Book club celebrates its 5th anniversary

Yao Minji
Interest in reading grows in Shanghai, thanks to events that have attracted authors and philosophers from around the world. 
Yao Minji

Sinan Book Club celebrated its fifth anniversary on Saturday, with a special event — “Reading the World in Sinan” — followed by discussions on why we still need to read the classics.

The club has invited more than 800 guests for its 285 events, including prominent authors and philosophers from all over the world.

Launched in February 2014, the weekly event was originally an extension of the international book events held during the city’s annual book fair in August. Every Saturday, organizers invited authors, publishers and scholars from both home and abroad to discuss their books, their writing and their reflections on reading, literature and current events.

It soon became a favorite among readers in the city, expanding to more special events, a weekly book bazaar, a biweekly literature journal, temporary “flash” bookshops and finally a permanent Sinan Bookstore in 2018.

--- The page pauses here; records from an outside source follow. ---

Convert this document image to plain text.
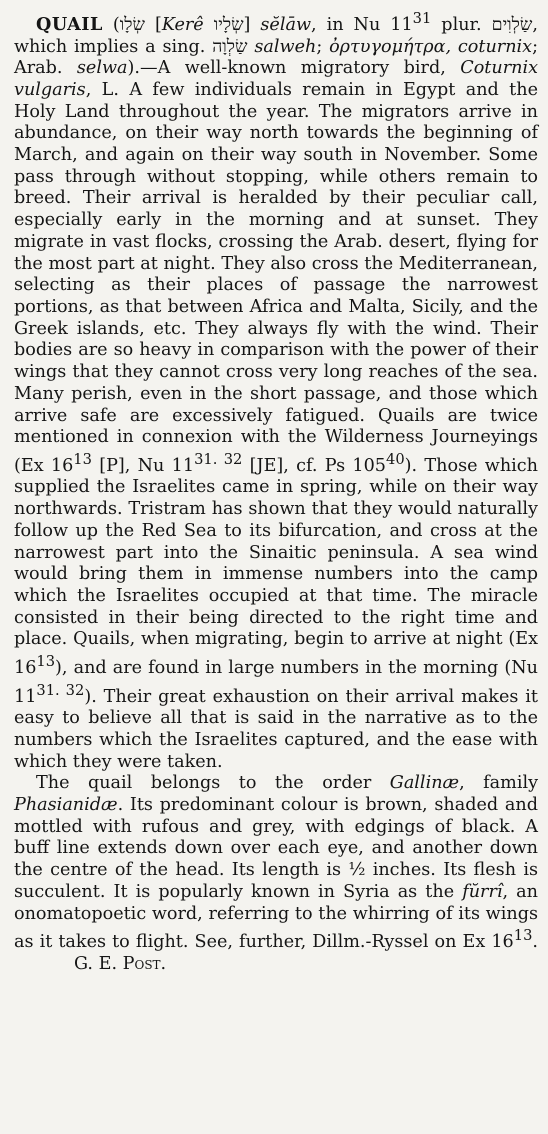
QUAIL (שְׂלָו [Kerê שְׂלָיו] sĕlāw, in Nu $11^{31}$ plur. שַׂלְוִים, which implies a sing. שַׂלְוָה salweh; ὀρτυγομήτρα, coturnix; Arab. selwa).—A well-known migratory bird, Coturnix vulgaris, L. A few individuals remain in Egypt and the Holy Land throughout the year. The migrators arrive in abundance, on their way north towards the beginning of March, and again on their way south in November. Some pass through without stopping, while others remain to breed. Their arrival is heralded by their peculiar call, especially early in the morning and at sunset. They migrate in vast flocks, crossing the Arab. desert, flying for the most part at night. They also cross the Mediterranean, selecting as their places of passage the narrowest portions, as that between Africa and Malta, Sicily, and the Greek islands, etc. They always fly with the wind. Their bodies are so heavy in comparison with the power of their wings that they cannot cross very long reaches of the sea. Many perish, even in the short passage, and those which arrive safe are excessively fatigued. Quails are twice mentioned in connexion with the Wilderness Journeyings (Ex $16^{13}$ [P], Nu $11^{31. 32}$ [JE], cf. Ps $105^{40}$). Those which supplied the Israelites came in spring, while on their way northwards. Tristram has shown that they would naturally follow up the Red Sea to its bifurcation, and cross at the narrowest part into the Sinaitic peninsula. A sea wind would bring them in immense numbers into the camp which the Israelites occupied at that time. The miracle consisted in their being directed to the right time and place. Quails, when migrating, begin to arrive at night (Ex $16^{13}$), and are found in large numbers in the morning (Nu $11^{31. 32}$). Their great exhaustion on their arrival makes it easy to believe all that is said in the narrative as to the numbers which the Israelites captured, and the ease with which they were taken.

The quail belongs to the order Gallinæ, family Phasianidæ. Its predominant colour is brown, shaded and mottled with rufous and grey, with edgings of black. A buff line extends down over each eye, and another down the centre of the head. Its length is ½ inches. Its flesh is succulent. It is popularly known in Syria as the fŭrrî, an onomatopoetic word, referring to the whirring of its wings as it takes to flight. See, further, Dillm.-Ryssel on Ex $16^{13}.G$. E. Post.
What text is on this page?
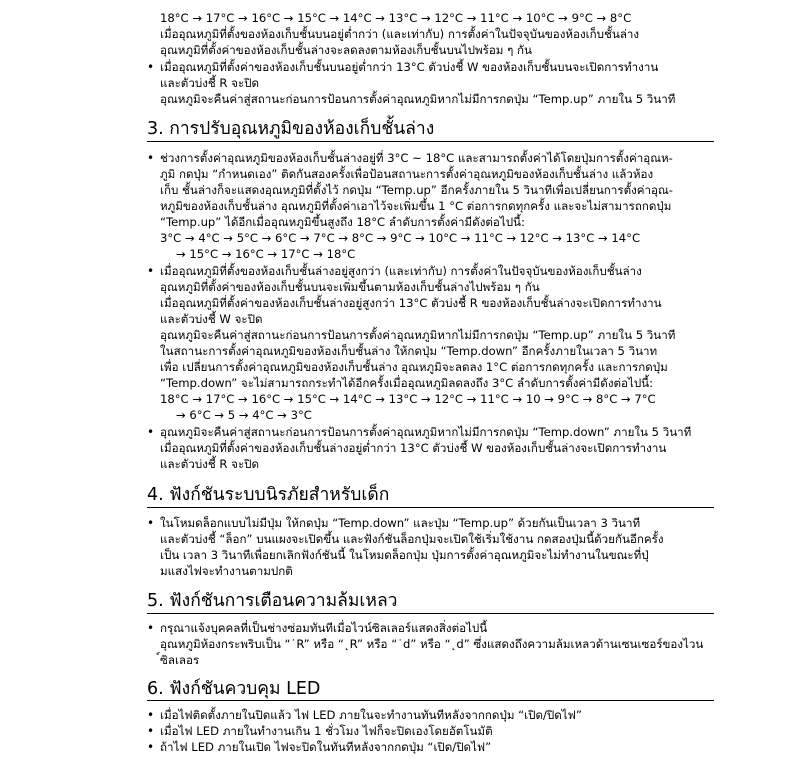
18°C → 17°C → 16°C → 15°C → 14°C → 13°C → 12°C → 11°C → 10°C → 9°C → 8°C
เมื่ออุณหภูมิที่ตั้งของห้องเก็บชั้นบนอยู่ต่ำกว่า (และเท่ากับ) การตั้งค่าในปัจจุบันของห้องเก็บชั้นล่าง
อุณหภูมิที่ตั้งค่าของห้องเก็บชั้นล่างจะลดลงตามห้องเก็บชั้นบนไปพร้อม ๆ กัน
• เมื่ออุณหภูมิที่ตั้งค่าของห้องเก็บชั้นบนอยู่ต่ำกว่า 13°C ตัวบ่งชี้ W ของห้องเก็บชั้นบนจะเปิดการทำงาน
และตัวบ่งชี้ R จะปิด
อุณหภูมิจะคืนค่าสู่สถานะก่อนการป้อนการตั้งค่าอุณหภูมิหากไม่มีการกดปุ่ม “Temp.up” ภายใน 5 วินาที
3. การปรับอุณหภูมิของห้องเก็บชั้นล่าง
• ช่วงการตั้งค่าอุณหภูมิของห้องเก็บชั้นล่างอยู่ที่ 3°C ~ 18°C และสามารถตั้งค่าได้โดยปุ่มการตั้งค่าอุณห-
ภูมิ กดปุ่ม “กำหนดเอง” ติดกันสองครั้งเพื่อป้อนสถานะการตั้งค่าอุณหภูมิของห้องเก็บชั้นล่าง แล้วห้อง
เก็บ ชั้นล่างก็จะแสดงอุณหภูมิที่ตั้งไว้ กดปุ่ม “Temp.up” อีกครั้งภายใน 5 วินาทีเพื่อเปลี่ยนการตั้งค่าอุณ-
หภูมิของห้องเก็บชั้นล่าง อุณหภูมิที่ตั้งค่าเอาไว้จะเพิ่มขึ้น 1 °C ต่อการกดทุกครั้ง และจะไม่สามารถกดปุ่ม
“Temp.up” ได้อีกเมื่ออุณหภูมิขึ้นสูงถึง 18°C ลำดับการตั้งค่ามีดังต่อไปนี้:
3°C → 4°C → 5°C → 6°C → 7°C → 8°C → 9°C → 10°C → 11°C → 12°C → 13°C → 14°C
→ 15°C → 16°C → 17°C → 18°C
• เมื่ออุณหภูมิที่ตั้งของห้องเก็บชั้นล่างอยู่สูงกว่า (และเท่ากับ) การตั้งค่าในปัจจุบันของห้องเก็บชั้นล่าง
อุณหภูมิที่ตั้งค่าของห้องเก็บชั้นบนจะเพิ่มขึ้นตามห้องเก็บชั้นล่างไปพร้อม ๆ กัน
เมื่ออุณหภูมิที่ตั้งค่าของห้องเก็บชั้นล่างอยู่สูงกว่า 13°C ตัวบ่งชี้ R ของห้องเก็บชั้นล่างจะเปิดการทำงาน
และตัวบ่งชี้ W จะปิด
อุณหภูมิจะคืนค่าสู่สถานะก่อนการป้อนการตั้งค่าอุณหภูมิหากไม่มีการกดปุ่ม “Temp.up” ภายใน 5 วินาที
ในสถานะการตั้งค่าอุณหภูมิของห้องเก็บชั้นล่าง ให้กดปุ่ม “Temp.down” อีกครั้งภายในเวลา 5 วินาท
เพื่อ เปลี่ยนการตั้งค่าอุณหภูมิของห้องเก็บชั้นล่าง อุณหภูมิจะลดลง 1°C ต่อการกดทุกครั้ง และการกดปุ่ม
“Temp.down” จะไม่สามารถกระทำได้อีกครั้งเมื่ออุณหภูมิลดลงถึง 3°C ลำดับการตั้งค่ามีดังต่อไปนี้:
18°C → 17°C → 16°C → 15°C → 14°C → 13°C → 12°C → 11°C → 10 → 9°C → 8°C → 7°C
→ 6°C → 5 → 4°C → 3°C
• อุณหภูมิจะคืนค่าสู่สถานะก่อนการป้อนการตั้งค่าอุณหภูมิหากไม่มีการกดปุ่ม “Temp.down” ภายใน 5 วินาที
เมื่ออุณหภูมิที่ตั้งค่าของห้องเก็บชั้นล่างอยู่ต่ำกว่า 13°C ตัวบ่งชี้ W ของห้องเก็บชั้นล่างจะเปิดการทำงาน
และตัวบ่งชี้ R จะปิด
4. ฟังก์ชันระบบนิรภัยสำหรับเด็ก
• ในโหมดล็อกแบบไม่มีปุ่ม ให้กดปุ่ม “Temp.down” และปุ่ม “Temp.up” ด้วยกันเป็นเวลา 3 วินาที
และตัวบ่งชี้ “ล็อก” บนแผงจะเปิดขึ้น และฟังก์ชันล็อกปุ่มจะเปิดใช้เริ่มใช้งาน กดสองปุ่มนี้ด้วยกันอีกครั้ง
เป็น เวลา 3 วินาทีเพื่อยกเลิกฟังก์ชันนี้ ในโหมดล็อกปุ่ม ปุ่มการตั้งค่าอุณหภูมิจะไม่ทำงานในขณะที่ปุ่
มแสงไฟจะทำงานตามปกติ
5. ฟังก์ชันการเตือนความล้มเหลว
• กรุณาแจ้งบุคคลที่เป็นช่างซ่อมทันทีเมื่อไวน์ซิลเลอร์แสดงสิ่งต่อไปนี้
อุณหภูมิห้องกระพริบเป็น “˙R” หรือ “˛R” หรือ “˙d” หรือ “˛d” ซึ่งแสดงถึงความล้มเหลวด้านเซนเซอร์ของไวน
์ซิลเลอร
6. ฟังก์ชันควบคุม LED
• เมื่อไฟติดตั้งภายในปิดแล้ว ไฟ LED ภายในจะทำงานทันทีหลังจากกดปุ่ม “เปิด/ปิดไฟ”
• เมื่อไฟ LED ภายในทำงานเกิน 1 ชั่วโมง ไฟก็จะปิดเองโดยอัตโนมัติ
• ถ้าไฟ LED ภายในเปิด ไฟจะปิดในทันทีหลังจากกดปุ่ม “เปิด/ปิดไฟ”
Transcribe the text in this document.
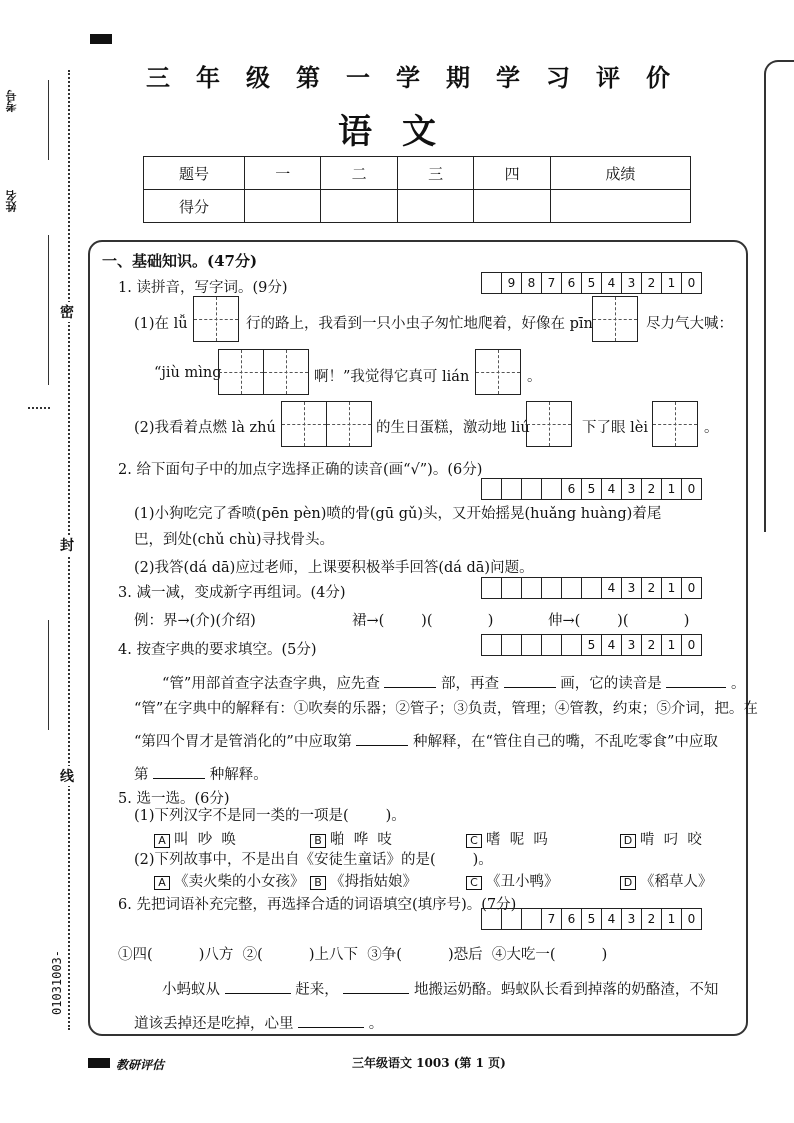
考号
姓名
密
封
线
01031003-
三年级第一学期学习评价
语文
题号	一	二	三	四	成绩
得分					
一、基础知识。(47分)
1. 读拼音，写字词。(9分)	9	8	7	6	5	4	3	2	1	0
(1)在 lǚ	行的路上，我看到一只小虫子匆忙地爬着，好像在 pīn	尽力气大喊：
“jiù mìng	啊！”我觉得它真可 lián	。
(2)我看着点燃 là zhú	的生日蛋糕，激动地 liú	下了眼 lèi	。
2. 给下面句子中的加点字选择正确的读音(画“√”)。(6分)
6	5	4	3	2	1	0
(1)小狗吃完了香喷(pēn pèn)喷的骨(gū gǔ)头，又开始摇晃(huǎng huàng)着尾
巴，到处(chǔ chù)寻找骨头。
(2)我答(dá dā)应过老师，上课要积极举手回答(dá dā)问题。
3. 减一减，变成新字再组词。(4分)	4	3	2	1	0
例：界→(介)(介绍)	裙→(        )(            )	伸→(        )(            )
4. 按查字典的要求填空。(5分)	5	4	3	2	1	0
“管”用部首查字法查字典，应先查	部，再查	画，它的读音是	。
“管”在字典中的解释有：①吹奏的乐器；②管子；③负责，管理；④管教，约束；⑤介词，把。在
“第四个胃才是管消化的”中应取第	种解释，在“管住自己的嘴，不乱吃零食”中应取
第	种解释。
5. 选一选。(6分)
(1)下列汉字不是同一类的一项是(        )。
A 叫  吵  唤	B 啪  哗  吱	C 嗜  呢  吗	D 啃  叼  咬
(2)下列故事中，不是出自《安徒生童话》的是(        )。
A 《卖火柴的小女孩》 B 《拇指姑娘》	C 《丑小鸭》	D 《稻草人》
6. 先把词语补充完整，再选择合适的词语填空(填序号)。(7分)
7	6	5	4	3	2	1	0
①四(          )八方  ②(          )上八下  ③争(          )恐后  ④大吃一(          )
小蚂蚁从	赶来，	地搬运奶酪。蚂蚁队长看到掉落的奶酪渣，不知
道该丢掉还是吃掉，心里	。
教研评估	三年级语文 1003 (第 1 页)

“I have been coming here every once a while since the club started in 2014, now almost becoming a habit,” a young woman surnamed Lin told Shanghai Daily as she waited for friends before the anniversary event. 

“The development of the club seems to be coinciding with the comeback — maybe incremental but certain — of literature, culture and bookstores in the city,” she added.

Not long before the club held its first event, there was concern that people weren’t reading any more and bookstores were becoming extinct.

While those concerns are still valid to some extent, great improvements have been witnessed in the city.

Bookstores have come back with new business models, as statistics suggested that the number of bookstores is on the rise again, more specialized and stylized. More reading clubs spanning different genres are springing up. Reality shows, podcasts and books about literature and traditional culture are gaining popularity across platforms — slowly and steadily.

Five years on, it is intriguing to see where Sinan Book Club and the city’s readers go next.